The recent Cattle on Feed report suggest some changes in direction for feedlot managers as well. The changes are consistent with the recent lower prices of corn and other feed ingredients. First, managers were anxious to place more cattle in March with placements up six percent compared to a year-ago. In the period from July 2012 to February 2013 monthly placements had averaged eight percent lower due to high feed prices. Secondly, marketings were smaller than expected in March as managers now seem willing to hold cattle somewhat longer and thus market at higher weights given cheaper feed. There is a lot of unused pen space in feedlots and managers want to use that any way they can.

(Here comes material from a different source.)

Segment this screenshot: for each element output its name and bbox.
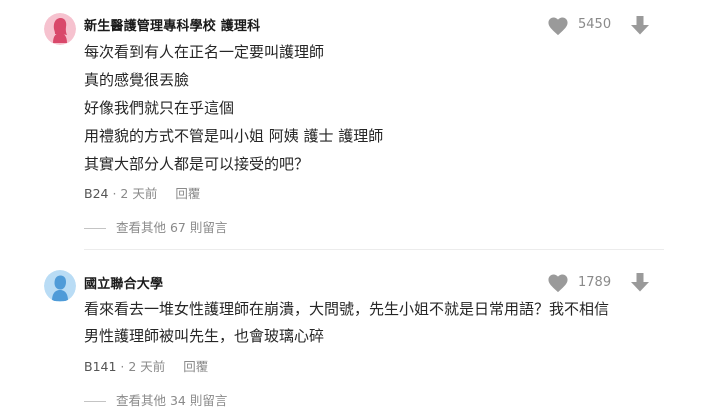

Live cattle futures have responded to the downside this year. June futures, as an example, have fallen $10 per hundredweight from the low $130s at the start of the year to the low $120s today. Will they recover? Continued small beef supplies for the rest of this year suggest they will. Second and third quarter beef supplies are expected to be down three percent and should enable finished steer prices to maintain the mid-$120s. Last quarter supplies could drop by six to seven percent with prices rising into the low $130s. First quarter 2014 prices should improve a few dollars toward the low-to-mid $130's. These forecasts are all higher than current futures prices.

If crop yields are closer to normal this year, then much lower feed prices will stimulate expansion of all animal species assuming corn moves to near $5 a bushel or lower as current markets anticipate by harvest. More normal crop yields imply improved pasture conditions at least in the Southeastern U.S. and the Midwest. Under these conditions, heifer retention is expected to begin in the fall, at least in areas that have improved pastures and ranges. The magnitude of the expansion will depend on the level of improvement in crop and forage yields and on how low feed prices drop.

Generally, the early stages of expansion result in the highest prices across the cattle cycle as slaughter supplies are already small and heifer retention pulls down beef supply even more. This all suggest better days ahead for both finished cattle and calf prices.